Although I do find the claim that Umbria’s spider can index the blogosphere in 20 minutes a bit hard to believe, I do fully believe that the data it gathers must be a virtual goldmine. Imagine the expert system that could be built using knowledge about a product, what the consumer thinks of it, and what demographic the consumer falls into. Its very Big Brother, but at the same time the applications are almost limitless.

Over the last week or two I’ve been thinking it would be fun and interesting to try and collect the top search terms that are going around on the internet. I’ve started this little project and have been able to collect a fair amount of data, but I realized I didn’t really have a good way to qualitatively look at the data (i.e. to find out what it is telling me).

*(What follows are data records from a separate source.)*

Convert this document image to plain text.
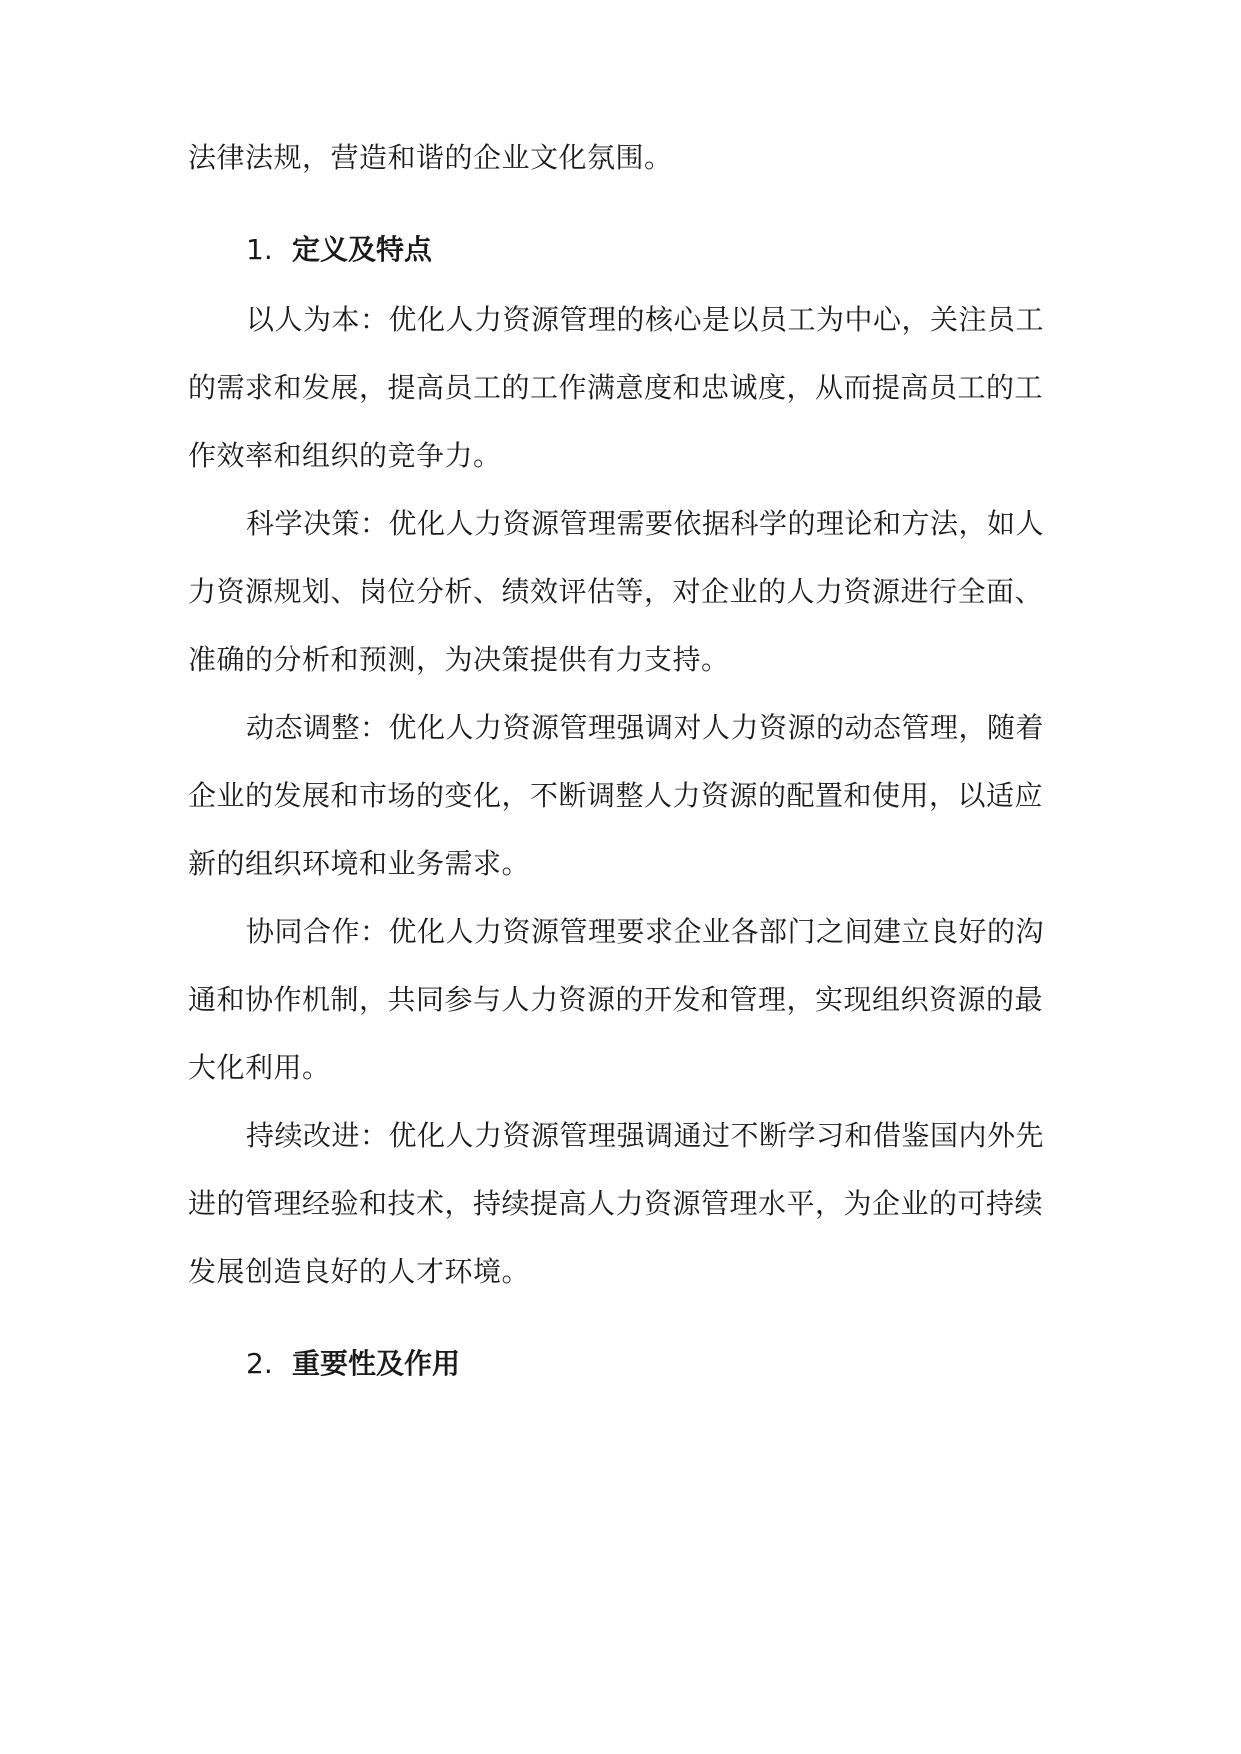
法律法规，营造和谐的企业文化氛围。
1. 定义及特点
以人为本：优化人力资源管理的核心是以员工为中心，关注员工
的需求和发展，提高员工的工作满意度和忠诚度，从而提高员工的工
作效率和组织的竞争力。
科学决策：优化人力资源管理需要依据科学的理论和方法，如人
力资源规划、岗位分析、绩效评估等，对企业的人力资源进行全面、
准确的分析和预测，为决策提供有力支持。
动态调整：优化人力资源管理强调对人力资源的动态管理，随着
企业的发展和市场的变化，不断调整人力资源的配置和使用，以适应
新的组织环境和业务需求。
协同合作：优化人力资源管理要求企业各部门之间建立良好的沟
通和协作机制，共同参与人力资源的开发和管理，实现组织资源的最
大化利用。
持续改进：优化人力资源管理强调通过不断学习和借鉴国内外先
进的管理经验和技术，持续提高人力资源管理水平，为企业的可持续
发展创造良好的人才环境。
2. 重要性及作用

This article has inspired me to look a little bit harder because there is some potentially seriously useful information in there.

2 comments ↓

#1 jerry chen on 12.11.05 at 2:18 am

interesting, but no cigar.

just when you think your bayesian nets are powerful enough to figure us out, there’s subtler nuances in human communication that just won’t compute, stuff that appeals to the pathos. at least not with today’s technology.

but here’s an idea, pass your forum snippets to Amazon Mechanical Turk. humans will give the final verdict. you might drop keywords to make your evaluation brand-neutral, but at least relevant context such as tone, mood, and emotion will be included. most importantly, it will remain visible to the eyes of a human, not some machine. you can automate this brand rating system using MT’s web API. shouldn’t be hard long as you know which forums to scour and which excerpts to quote.

in short,
someone smart will come along to take advantage of MT in building a unified brand evaluation service. just wait.

#2 Nick on 12.11.05 at 2:58 am

True it will be tough for the computers to keep up with the changing language and culture of us humans, but there is a big advantage to these systems: Categorization.

If a spider can go out and index a ton of pages and tell you what topic each page is about, that’s a huge step forward. That allows someone to task their (human) workers more effiecently instead of having them look at at web pages at random.

Also, its only a small step from categorization of a web page to discovering the “tone” of the page, that is if it is positive or negative. Imagine this: A spider reads a bunch of sites, then figures out which pages about the target topic (say Nike shoes). If it can then figure out which posts are negative those posts can be routed to a customer service rep faster as the company would like to find out the bad news first (and try to correct it).

I still think its a fascinating topic with a lot of potentinal.